= Goulburn Valley Health =

Goulburn Valley Health, established in 1876, is the main health service in the Goulburn Valley with 266 acute and sub-acute beds. It offers a wide range of services, including emergency care, allied health, maternity, oncology, and more. With a focus on health equity, the hospital has developed a strategic plan for 2024–2026 to enhance care outcomes, staff wellbeing, and sustainability. The health service has also been recognized for its commitment to culturally safe spaces for the region's large Aboriginal Australians and Torres Strait Islanders community and is actively addressing workforce challenges through a housing project for healthcare workers. In addition, several clinicians were nominated for the 2025 Victorian Rural Health Awards.

==History==
In 1876, Goulburn Valley Health was established as the Mooroopna and District Hospital, with its incorporation being in February 1877 by authority of the Hospitals and Charities Act. In November 1997, the name was changed to the Goulburn Valley Base Hospital and a year later after receiving formal approval was changed again to Goulburn Valley Health, to correctly represent the hospital's wide range of services provided on a community basis across the Hume region.

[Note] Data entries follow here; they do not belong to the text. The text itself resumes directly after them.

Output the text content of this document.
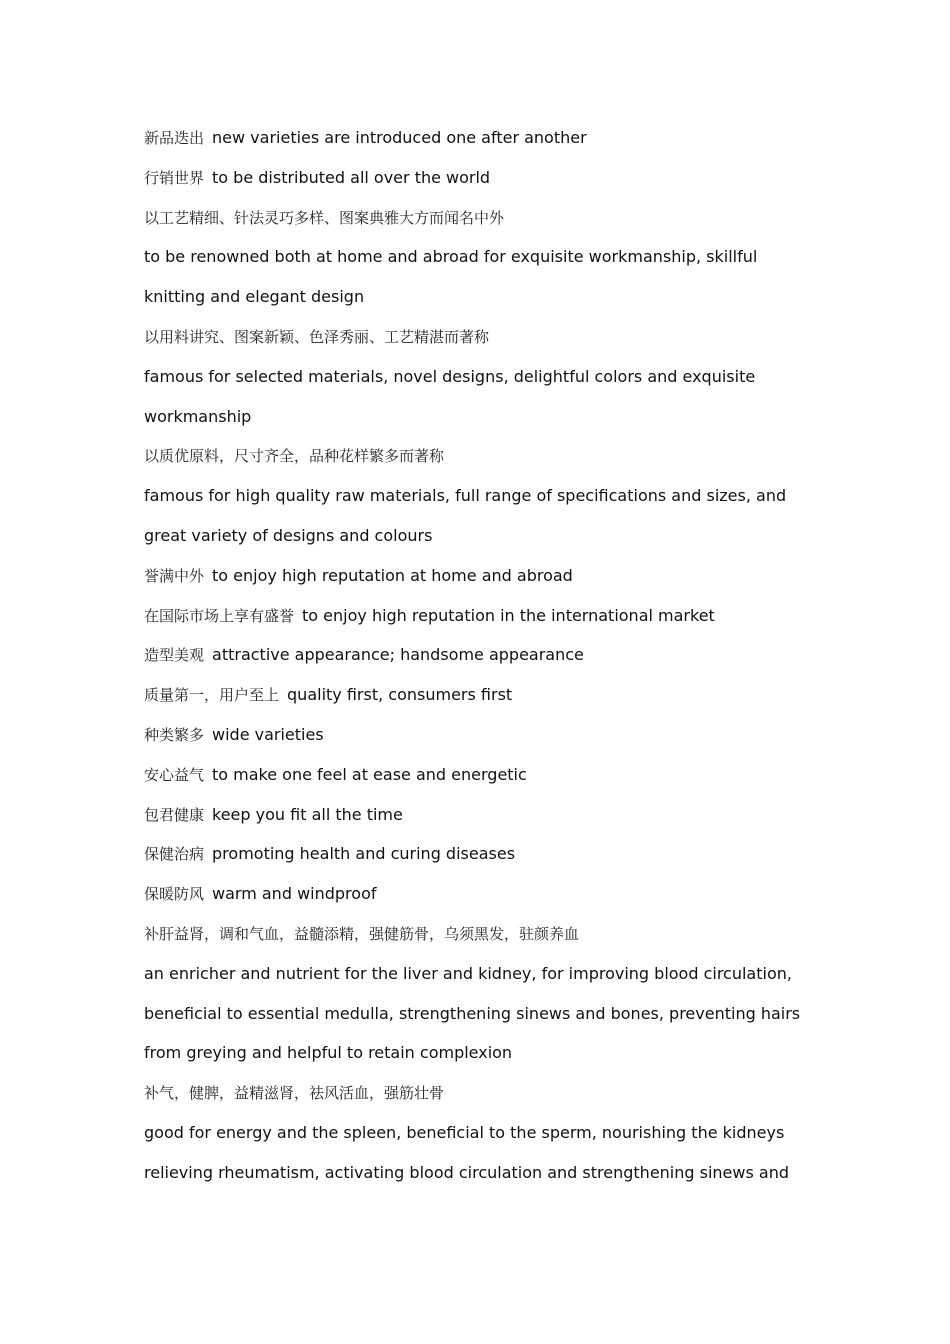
新品迭出 new varieties are introduced one after another
行销世界 to be distributed all over the world
以工艺精细、针法灵巧多样、图案典雅大方而闻名中外
to be renowned both at home and abroad for exquisite workmanship, skillful
knitting and elegant design
以用料讲究、图案新颖、色泽秀丽、工艺精湛而著称
famous for selected materials, novel designs, delightful colors and exquisite
workmanship
以质优原料，尺寸齐全，品种花样繁多而著称
famous for high quality raw materials, full range of specifications and sizes, and
great variety of designs and colours
誉满中外 to enjoy high reputation at home and abroad
在国际市场上享有盛誉 to enjoy high reputation in the international market
造型美观 attractive appearance; handsome appearance
质量第一，用户至上 quality first, consumers first
种类繁多 wide varieties
安心益气 to make one feel at ease and energetic
包君健康 keep you fit all the time
保健治病 promoting health and curing diseases
保暖防风 warm and windproof
补肝益肾，调和气血，益髓添精，强健筋骨，乌须黑发，驻颜养血
an enricher and nutrient for the liver and kidney, for improving blood circulation,
beneficial to essential medulla, strengthening sinews and bones, preventing hairs
from greying and helpful to retain complexion
补气，健脾，益精滋肾，祛风活血，强筋壮骨
good for energy and the spleen, beneficial to the sperm, nourishing the kidneys
relieving rheumatism, activating blood circulation and strengthening sinews and
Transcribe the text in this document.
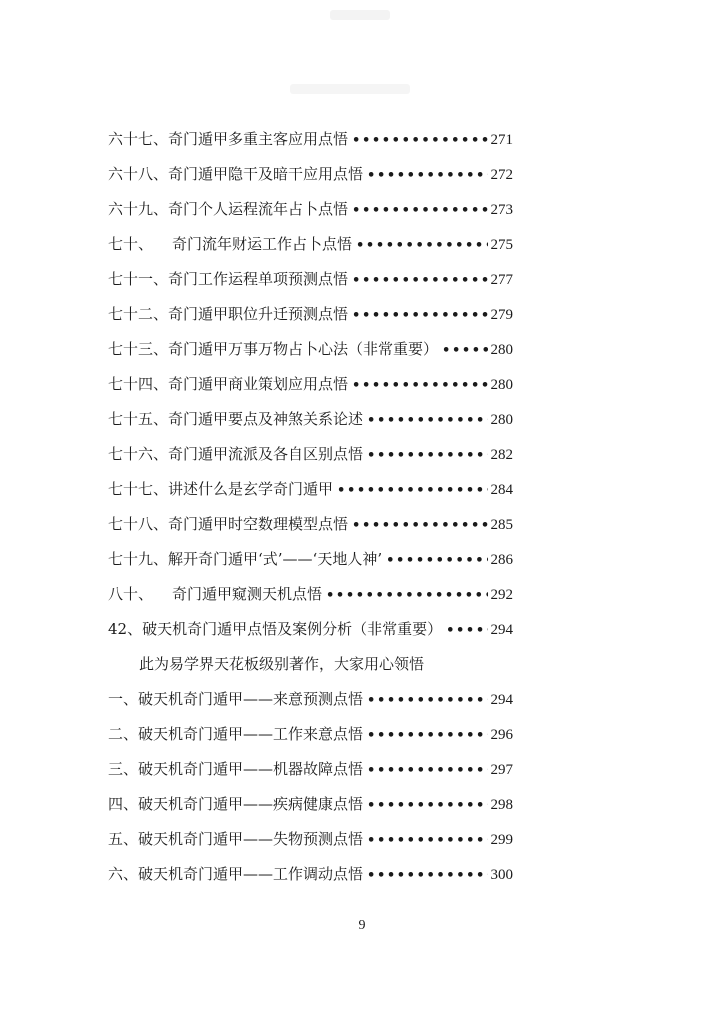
六十七、 奇门遁甲多重主客应用点悟 •••••	271
六十八、 奇门遁甲隐干及暗干应用点悟 •••••	272
六十九、 奇门个人运程流年占卜点悟 •••••	273
七十、	奇门流年财运工作占卜点悟 •••••	275
七十一、 奇门工作运程单项预测点悟 •••••	277
七十二、 奇门遁甲职位升迁预测点悟 •••••	279
七十三、 奇门遁甲万事万物占卜心法（非常重要） •••••	280
七十四、 奇门遁甲商业策划应用点悟 •••••	280
七十五、 奇门遁甲要点及神煞关系论述 •••••	280
七十六、 奇门遁甲流派及各自区别点悟 •••••	282
七十七、 讲述什么是玄学奇门遁甲 •••••	284
七十八、 奇门遁甲时空数理模型点悟 •••••	285
七十九、 解开奇门遁甲‘式’——‘天地人神’ •••••	286
八十、	奇门遁甲窥测天机点悟 •••••	292
42、 破天机奇门遁甲点悟及案例分析（非常重要） •••••	294
此为易学界天花板级别著作，大家用心领悟
一、 破天机奇门遁甲——来意预测点悟 •••••	294
二、 破天机奇门遁甲——工作来意点悟 •••••	296
三、 破天机奇门遁甲——机器故障点悟 •••••	297
四、 破天机奇门遁甲——疾病健康点悟 •••••	298
五、 破天机奇门遁甲——失物预测点悟 •••••	299
六、 破天机奇门遁甲——工作调动点悟 •••••	300
9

According to the most recent annual report, published in August 2024, during the 2023–24 year, Goulburn Valley Health recorded 43,161 presentations to the Emergency Department, with 12,946 ambulance arrivals. The hospital saw 38,640 inpatient separations and 6,004 elective admissions. A total of 904 babies were born, and 306 neonates were admitted to the Neonatal Unit. Additionally, 784 critical care encounters were managed, underscoring the wide range of services provided throughout the year.

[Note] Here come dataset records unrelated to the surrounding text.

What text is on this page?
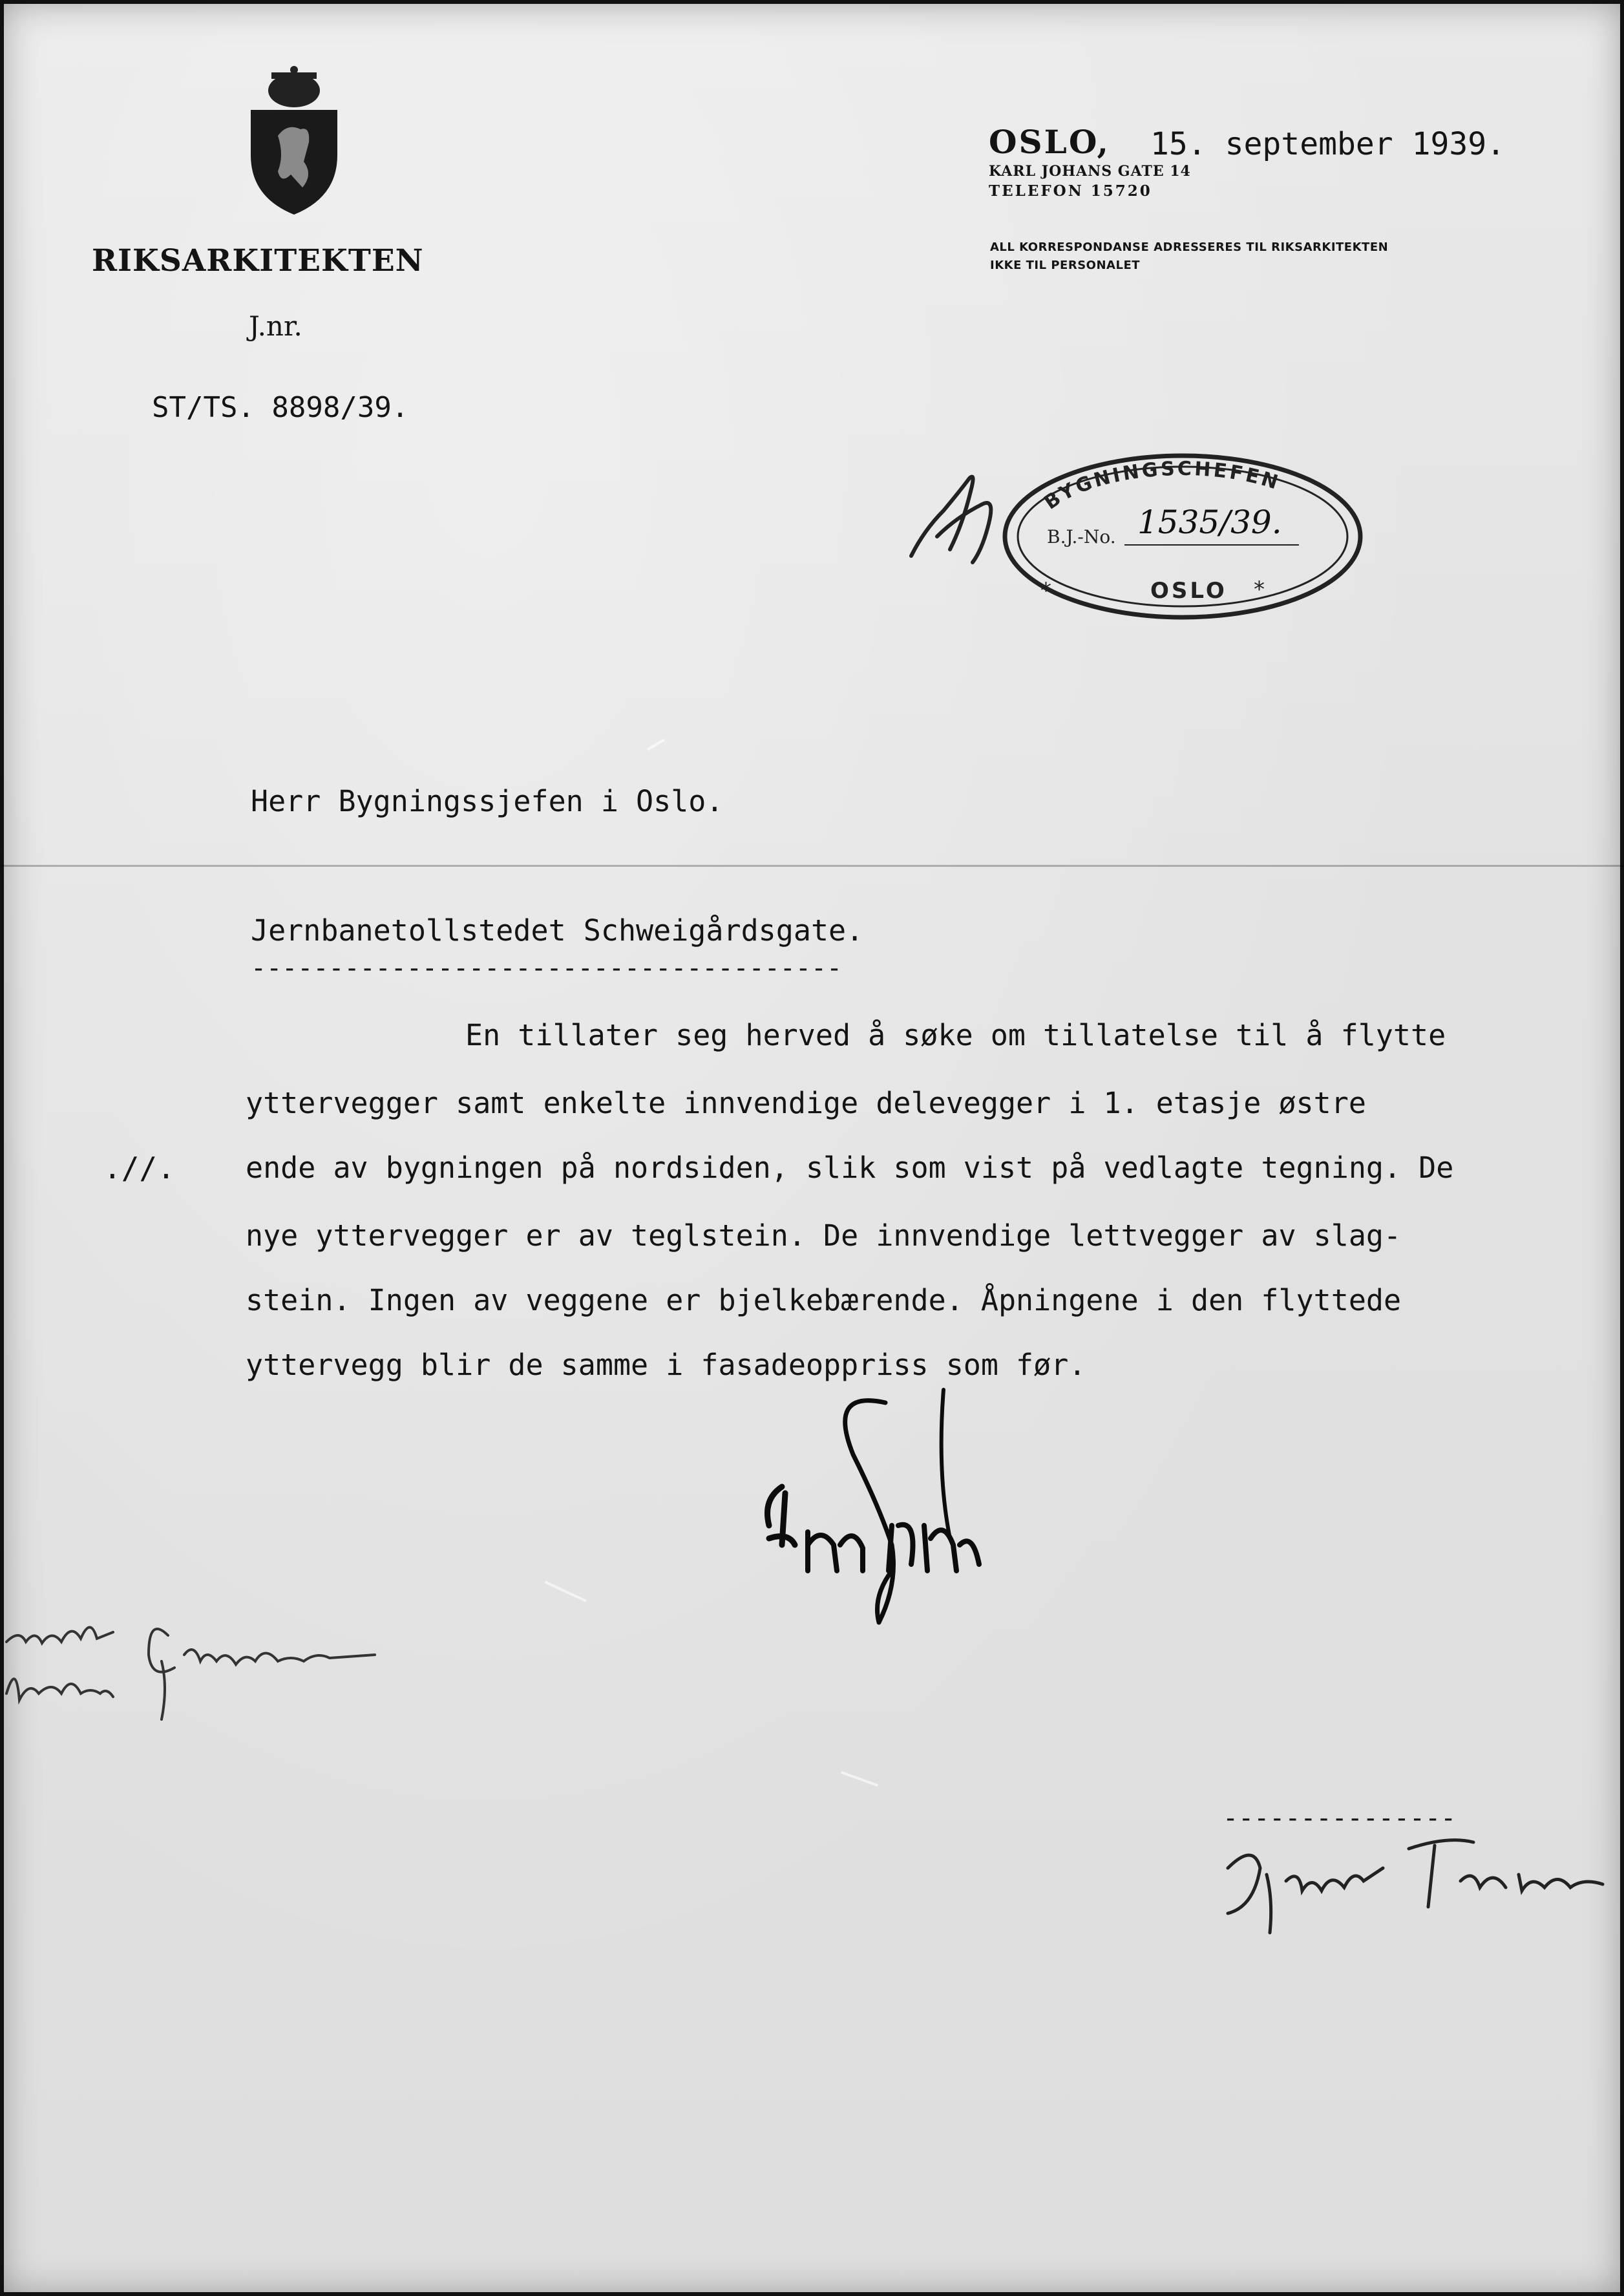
RIKSARKITEKTEN
J.nr.
ST/TS. 8898/39.
OSLO, 15. september 1939.
KARL JOHANS GATE 14
TELEFON 15720
ALL KORRESPONDANSE ADRESSERES TIL RIKSARKITEKTEN
IKKE TIL PERSONALET
BYGNINGSCHEFEN
B.J.-No. 1535/39.
OSLO *
*
Herr Bygningssjefen i Oslo.
Jernbanetollstedet Schweigårdsgate.
--------------------------------------
.//.
En tillater seg herved å søke om tillatelse til å flytte
yttervegger samt enkelte innvendige delevegger i 1. etasje østre
ende av bygningen på nordsiden, slik som vist på vedlagte tegning. De
nye yttervegger er av teglstein. De innvendige lettvegger av slag-
stein. Ingen av veggene er bjelkebærende. Åpningene i den flyttede
yttervegg blir de samme i fasadeoppriss som før.
---------------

Goulburn Valley Health has a strategic plan for 2024–2026 which outlines a three-year approach to enhance health care excellence for the community and region. It focuses on five pillars: improving health outcomes, delivering an outstanding consumer experience, supporting staff wellbeing, ensuring sustainability, and promoting health equity. The plan, developed with input from the community, staff, and partners, aims to address challenges like workforce security and digital transformation, while ensuring tailored, equitable care for diverse populations, including the region's large Aboriginal Australians and Torres Strait Islanders community. Furthermore, in June 2025, construction begun on a new housing project near the hospital, to provide modern accommodation for healthcare workers to address the regional housing shortage. The project, set to be completed by July 2026, features sustainable design and direct access to the hospital, supporting staff wellbeing and safety. As part of its commitment to health equity, in July 2025, Goulburn Valley Health reopened the Minya Barmah Room at Shepparton Hospital, providing a culturally safe space for Aboriginal and Torres Strait Islander patients, families, and community members. The room offers a welcoming environment for individuals to connect with Aboriginal Liaison Officers while accessing healthcare services, and features a design that reflects the natural landscape of the Goulburn Valley.

==Services==
Goulburn Valley Health offers a wide range of healthcare services, including an emergency department, diagnostic services, imaging, pharmacy, surgical services, aged care, dialysis, maternity, and oncology. Key services also include allied health (such as physiotherapy, podiatry, and speech pathology), community health programs like the Diabetes Centre, as well as specialized clinics for paediatrics, chronic pain, and mental health.

In addition to its main site on Graham Street, Shepparton, Goulburn Valley Health has three more sites in the nearby towns of Rushworth, Tatura, and Euroa.

==Recognition and achievements==
In June 2025, several clinicians from Goulburn Valley Health were nominated for the prestigious Victorian Rural Health Awards, recognizing their outstanding contributions to rural healthcare. These nominations, across multiple categories, highlight the dedication and impact of Goulburn Valley Health staff in areas such as medical specialties, allied health, primary care, and mentoring.